I was in the vicinity of Rainbow Canyon and Father Crowley Vista Point on the hunt for a petroglyph site, when I unexpectedly came across piles of rusty cans, glass bottles, an old cook stove, and stones outlining the locations of where a few tent buildings (one very large) had once been located. I was taken aback for a moment, as I inspected the ruins of the camp, which is located on no known maps. What was I looking at, who lived here, and a host of other questions rushed through my mind.
Normally finding a camp like this, in this region would indicate that there is a nearby mine – with this having been the mining camp. I dismissed this theory rather quickly, the nearest mine is the Wahoo Mine, located several miles west.
Naturally I documented the ruins, and took note of the camps precise location. It’s location, very close to Highway 190, the highway which runs from Owens Valley, through Death Valley, and ends at Death Valley Junction.
Upon returning from the trip, I sent off the photos and the location to a friend that works for DVNP, figuring that she may be able to give some insight on the mystery camp. My friend replied, stating that she had never been there, but had been told that in that same vicinity there was a highway camp for the construction of Highway 190.
The cans in the can dump, we were able to date to between the mid 1930s and the early 1940s – based on their construction and appearance.

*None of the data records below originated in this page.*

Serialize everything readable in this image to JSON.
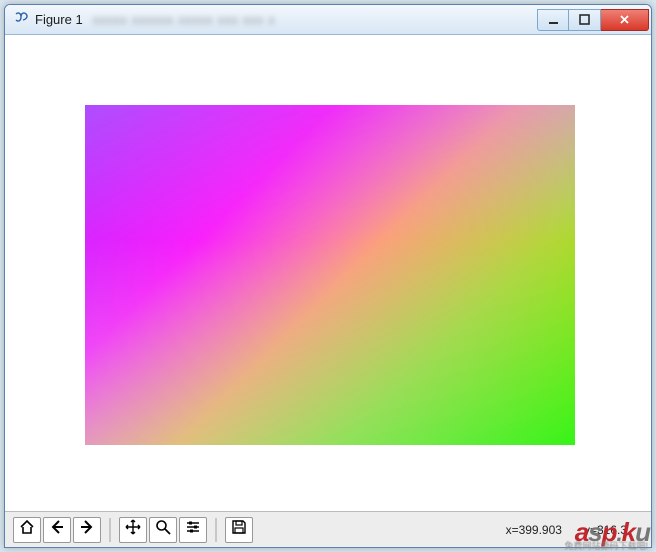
{
  "window": {
    "title": "Figure 1",
    "blurred_extra": "xxxxx xxxxxx xxxxx  xxx  xxx  x"
  },
  "toolbar": {
    "coord_x_label": "x=399.903",
    "coord_y_label": "y=316.3",
    "buttons": {
      "home": "home",
      "back": "back",
      "forward": "forward",
      "pan": "pan",
      "zoom": "zoom",
      "configure": "configure",
      "save": "save"
    }
  },
  "watermark": {
    "brand_a": "a",
    "brand_s": "s",
    "brand_p": "p",
    "brand_dot": ".",
    "brand_k": "k",
    "brand_u": "u",
    "subtext": "免费网站源码下载吧!"
  }
}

With these key clues, it is relatively safe to assume that this was indeed a Highway Construction Camp, used during the construction of Highway 190, and/or during the period in which the Civilian Conservation Corps was tasked with maintaining the Highway.

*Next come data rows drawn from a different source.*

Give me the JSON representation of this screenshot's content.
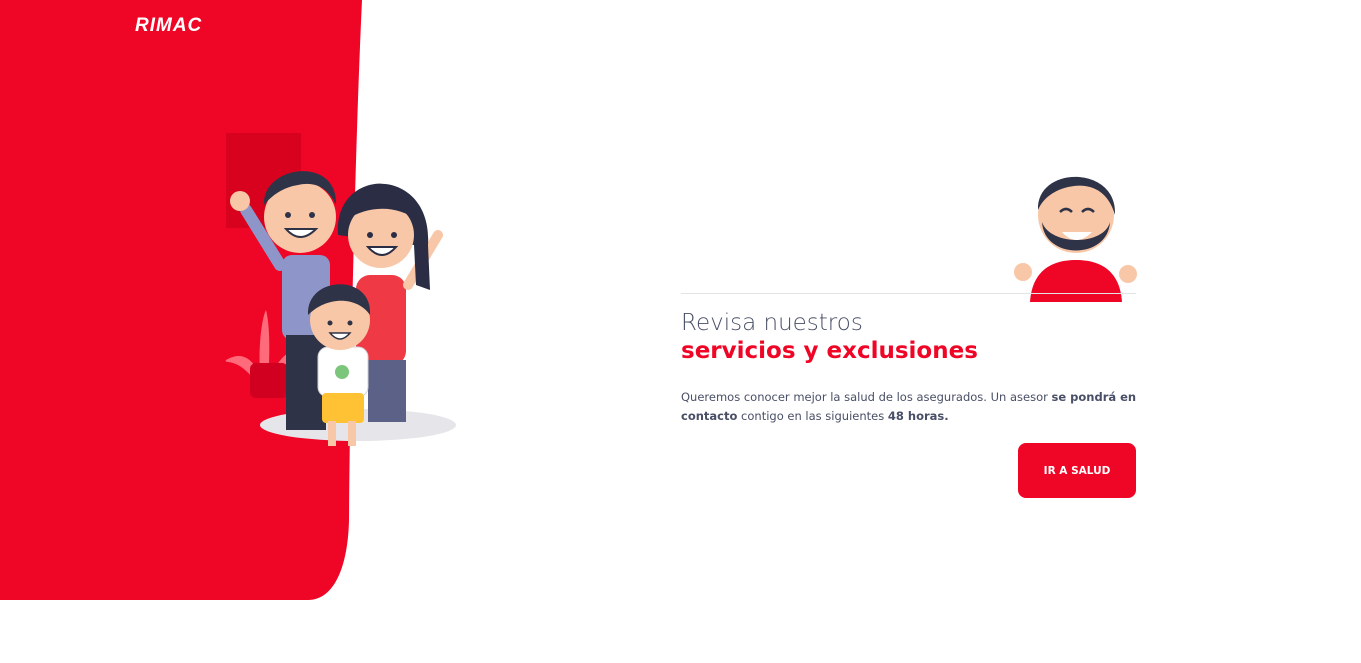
{
  "brand": {
    "logo_text": "RIMAC",
    "primary_color": "#ef0525",
    "text_color": "#494f66"
  },
  "hero": {
    "title_line1": "Revisa nuestros",
    "title_line2": "servicios y exclusiones",
    "description": {
      "part1": "Queremos conocer mejor la salud de los asegurados. Un asesor ",
      "bold1": "se pondrá en contacto",
      "part2": " contigo en las siguientes ",
      "bold2": "48 horas."
    },
    "cta_label": "IR A SALUD"
  },
  "illustrations": {
    "family": "family-illustration",
    "advisor": "advisor-thumbs-up-illustration"
  }
}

Highway 190 was built in the mid-1930s, with paving having been completed in 1937. The CCC maintained the stretch of highway until 1942, when a flash flood washed out an eleven mile stretch of the road. This prompted Death Valley to return highway maintenance to the State of California.
While I’m sure that this Highway Construction Camp hasn’t been lost to the Park Service, it surely has been lost to both the average and not so average visitor. The ruins are not extensive, and to most they would likely appear uninteresting – but this is still a part of the history of a place loved by many, Death Valley National Park.